Krisis ekonomi mengungkap masalah kelaparan di Venezuela

Kelly Vega mengatakan berat badannya turun 30 pon dalam tiga bulan ketika dia fokus memberi makan putrinya yang berusia 6 tahun daripada dirinya sendiri.

“Kami makan dua kali sehari. Kalau sarapan, tidak ada makan siang. Kalau makan siang, tidak ada makan malam,” ujarnya.

Negara sosialis ini menderita kekurangan pangan yang parah sehingga sulit mendapatkan makanan yang cukup, meskipun Venezuela memiliki cadangan minyak terbesar di dunia. Para pejabat pemerintah menyalahkan kelangkaan ini karena para pemilik usaha sayap kanan yang menimbun produk untuk menimbulkan kekacauan, sementara lawan mereka mengatakan bahwa hal tersebut disebabkan oleh salah urus ekonomi yang kronis.

Pada saat yang sama, produksi dan impor pangan menurun dan inflasi tinggi.

Beberapa warga Venezuela yang sudah tidak lagi bergantung pada hasil bumi sebagai barang mewah yang tidak terjangkau kini beralih ke pertanian perkotaan untuk mendapatkan kembali sayur-sayuran ke dalam makanan mereka.

Dengan bantuan kampanye pertanian perkotaan yang disponsori pemerintah, kepala Kementerian Pertanian Perkotaan yang baru dibentuk, Lorena Freitez, berharap pada tahun 2019 pekarangan rumah akan menyumbang 20 persen pasokan pangan.

“Pertanian perkotaan akan meredam dampak kelangkaan pangan. Perkotaan tidak akan terlalu bergantung pada impor, dan kita akan mengambil langkah besar dalam kedaulatan pangan,” ujarnya.

Kini, di tengah jalan sempit dan gubuk-gubuk bobrok di salah satu daerah kumuh terbesar di Amerika Selatan, jika dilihat dengan cermat, ada sesuatu yang tak terduga: tanaman tomat yang dirawat dengan hati-hati dan seikat daun kemangi. Anggota keluarga yang menanam tanaman tersebut berharap dalam beberapa bulan mereka bisa makan sayur lagi.

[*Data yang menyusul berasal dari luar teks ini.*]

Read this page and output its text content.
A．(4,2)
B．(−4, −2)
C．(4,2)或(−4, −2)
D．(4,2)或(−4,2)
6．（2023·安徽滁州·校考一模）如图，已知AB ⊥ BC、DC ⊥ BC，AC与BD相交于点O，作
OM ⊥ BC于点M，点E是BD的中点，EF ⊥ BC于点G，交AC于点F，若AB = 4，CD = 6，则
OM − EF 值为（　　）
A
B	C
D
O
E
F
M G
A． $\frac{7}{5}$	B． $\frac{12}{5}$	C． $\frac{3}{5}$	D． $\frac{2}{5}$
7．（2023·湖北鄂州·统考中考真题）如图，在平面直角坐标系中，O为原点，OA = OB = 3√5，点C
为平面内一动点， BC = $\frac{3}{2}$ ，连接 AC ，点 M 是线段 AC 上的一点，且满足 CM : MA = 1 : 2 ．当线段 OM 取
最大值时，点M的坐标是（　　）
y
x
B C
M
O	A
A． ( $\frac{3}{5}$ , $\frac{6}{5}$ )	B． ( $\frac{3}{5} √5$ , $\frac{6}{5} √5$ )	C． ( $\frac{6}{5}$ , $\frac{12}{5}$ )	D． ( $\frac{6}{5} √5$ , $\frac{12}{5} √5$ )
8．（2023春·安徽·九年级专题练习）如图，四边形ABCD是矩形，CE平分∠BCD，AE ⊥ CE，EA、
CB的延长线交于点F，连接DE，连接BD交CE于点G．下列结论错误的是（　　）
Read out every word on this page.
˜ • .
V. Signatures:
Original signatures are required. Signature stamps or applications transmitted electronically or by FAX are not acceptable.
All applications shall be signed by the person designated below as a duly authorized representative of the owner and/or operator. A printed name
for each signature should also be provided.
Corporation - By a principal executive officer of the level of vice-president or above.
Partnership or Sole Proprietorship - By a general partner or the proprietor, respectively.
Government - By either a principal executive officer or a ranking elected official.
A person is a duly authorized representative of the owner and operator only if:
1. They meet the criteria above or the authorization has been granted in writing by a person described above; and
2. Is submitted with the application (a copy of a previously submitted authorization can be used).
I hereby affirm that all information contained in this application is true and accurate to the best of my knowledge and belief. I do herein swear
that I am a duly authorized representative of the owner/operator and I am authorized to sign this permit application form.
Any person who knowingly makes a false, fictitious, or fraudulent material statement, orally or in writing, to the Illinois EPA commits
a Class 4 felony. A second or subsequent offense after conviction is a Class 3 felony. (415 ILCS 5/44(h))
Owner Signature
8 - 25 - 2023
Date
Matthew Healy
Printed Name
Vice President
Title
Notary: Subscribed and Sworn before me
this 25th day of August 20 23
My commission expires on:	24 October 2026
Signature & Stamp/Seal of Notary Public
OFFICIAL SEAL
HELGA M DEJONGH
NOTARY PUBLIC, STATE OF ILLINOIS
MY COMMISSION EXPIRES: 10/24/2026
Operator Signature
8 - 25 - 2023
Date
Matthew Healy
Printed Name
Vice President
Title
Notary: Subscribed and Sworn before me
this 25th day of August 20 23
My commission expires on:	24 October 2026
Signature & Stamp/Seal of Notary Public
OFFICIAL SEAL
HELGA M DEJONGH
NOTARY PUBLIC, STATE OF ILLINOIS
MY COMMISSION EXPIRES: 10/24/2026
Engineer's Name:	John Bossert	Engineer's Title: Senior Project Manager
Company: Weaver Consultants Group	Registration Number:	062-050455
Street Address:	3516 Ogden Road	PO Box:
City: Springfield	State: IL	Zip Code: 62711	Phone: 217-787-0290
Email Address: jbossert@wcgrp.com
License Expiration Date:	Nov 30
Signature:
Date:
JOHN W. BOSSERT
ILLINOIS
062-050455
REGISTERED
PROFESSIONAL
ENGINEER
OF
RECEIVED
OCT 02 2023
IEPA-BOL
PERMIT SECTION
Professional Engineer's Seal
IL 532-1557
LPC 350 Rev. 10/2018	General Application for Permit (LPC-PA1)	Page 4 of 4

Sebuah tim peneliti dari tiga universitas lokal terkemuka menemukan bahwa 12 persen orang di Caracas melewatkan waktu makan. Para peneliti mengatakan angka ini merupakan peningkatan tajam dibandingkan beberapa tahun lalu, ketika harga minyak belum anjlok, dan banyak warga Venezuela yang masih merasa mudah mendapatkan makanan yang mereka butuhkan.

“Masalahnya, rakyat Venezuela tidak terbiasa dengan hal ini,” kata Marianella Herrera, profesor di Central University.

Francisco Salazar, ketua dewan komunitas yang bekerja di daerah kumuh Caracas, mengatakan dia dan tetangganya menanam bit, kacang hitam, selada, dan lusinan sayuran lainnya di kebun komunitas yang luas.

Namun dia khawatir itu tidak akan cukup.

“Kami tidak punya tepung, kami tidak punya pasta, kami tidak punya nasi,” katanya. “Apa yang kami punya hanyalah plester yang tidak akan menyelesaikan masalah.”